The newspaper archives also reveal how people of Pennington Road came together in August 1887 as 110 local residents signed a petition which was presented to the Local Board (council).  This petition was in opposition to potential extra traffic on the road thanks to an apparent scheme for a Southborough railway station at the viaduct, accessed via Pennington Road.

The petition read: “The traffic of a station thoroughfare would be extremely detrimental to their comfort and interests, whether as occupiers or owners; that it would entirely ruin the present rural privacy and quiet of the properties on both sides of Pennington-road….it would much deteriorate the value of the villas already built by altering the character of the road and so making them less desirable for their present class of tenants.”

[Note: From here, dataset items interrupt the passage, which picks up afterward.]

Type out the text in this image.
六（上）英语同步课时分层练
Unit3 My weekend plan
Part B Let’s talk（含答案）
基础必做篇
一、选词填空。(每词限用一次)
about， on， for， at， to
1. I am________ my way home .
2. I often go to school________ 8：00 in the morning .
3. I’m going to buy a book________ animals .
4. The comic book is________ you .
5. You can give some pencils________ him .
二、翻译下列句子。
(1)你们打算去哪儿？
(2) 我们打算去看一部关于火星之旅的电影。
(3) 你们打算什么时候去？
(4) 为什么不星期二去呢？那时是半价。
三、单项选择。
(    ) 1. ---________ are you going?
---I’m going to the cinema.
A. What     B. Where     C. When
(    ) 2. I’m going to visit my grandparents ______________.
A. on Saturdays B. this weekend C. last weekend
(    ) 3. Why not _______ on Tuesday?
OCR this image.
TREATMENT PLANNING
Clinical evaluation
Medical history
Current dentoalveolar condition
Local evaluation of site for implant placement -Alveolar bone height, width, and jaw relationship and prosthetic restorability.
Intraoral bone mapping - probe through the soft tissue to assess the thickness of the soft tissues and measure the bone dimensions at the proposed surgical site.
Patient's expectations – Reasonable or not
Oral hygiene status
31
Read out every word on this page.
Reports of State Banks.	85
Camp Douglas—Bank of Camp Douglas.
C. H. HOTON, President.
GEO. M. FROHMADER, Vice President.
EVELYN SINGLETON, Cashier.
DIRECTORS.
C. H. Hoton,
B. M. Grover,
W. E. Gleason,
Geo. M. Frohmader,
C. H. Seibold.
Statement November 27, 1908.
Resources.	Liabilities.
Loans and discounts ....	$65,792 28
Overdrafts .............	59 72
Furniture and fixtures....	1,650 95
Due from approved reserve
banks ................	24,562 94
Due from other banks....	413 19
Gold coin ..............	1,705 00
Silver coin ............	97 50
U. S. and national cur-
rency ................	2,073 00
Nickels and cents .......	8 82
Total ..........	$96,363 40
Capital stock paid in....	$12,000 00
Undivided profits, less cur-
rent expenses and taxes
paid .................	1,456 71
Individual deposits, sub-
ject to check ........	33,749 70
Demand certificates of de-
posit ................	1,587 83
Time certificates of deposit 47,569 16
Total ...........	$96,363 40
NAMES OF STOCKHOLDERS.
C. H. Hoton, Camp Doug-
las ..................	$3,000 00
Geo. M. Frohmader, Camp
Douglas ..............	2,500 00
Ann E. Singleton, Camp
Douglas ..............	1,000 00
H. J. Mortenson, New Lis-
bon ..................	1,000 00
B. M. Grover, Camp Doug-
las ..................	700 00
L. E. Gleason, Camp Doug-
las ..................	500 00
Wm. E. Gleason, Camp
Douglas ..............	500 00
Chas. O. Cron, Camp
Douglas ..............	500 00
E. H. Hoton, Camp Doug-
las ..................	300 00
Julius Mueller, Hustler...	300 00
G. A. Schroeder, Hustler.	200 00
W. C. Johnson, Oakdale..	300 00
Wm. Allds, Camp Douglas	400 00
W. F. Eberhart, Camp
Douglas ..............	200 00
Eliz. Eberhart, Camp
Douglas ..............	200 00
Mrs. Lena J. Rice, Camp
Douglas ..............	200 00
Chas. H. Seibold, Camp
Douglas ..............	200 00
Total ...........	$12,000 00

View from Ampthill 46 & 48 Penn. Rd.jpgThe petition argues that the result of a Southborough station would: “be the encouragement of cheap trippers, in any multitude, to visit the Southborough Common; whereas at present most of these disperse themselves among the nearer and larger commons adjacent to the Tunbridge Wells station, and leave Southborough alone.”

The Local Board correctly concluded that the railway had no plan at all to put a station at the viaduct and were aiming instead to put one “in Tunbridge Wells by the Grosvenor Bridge”.  A certain Mr Powell told the meeting: “The Southborough station was a sort of red herring thrown across the tract.”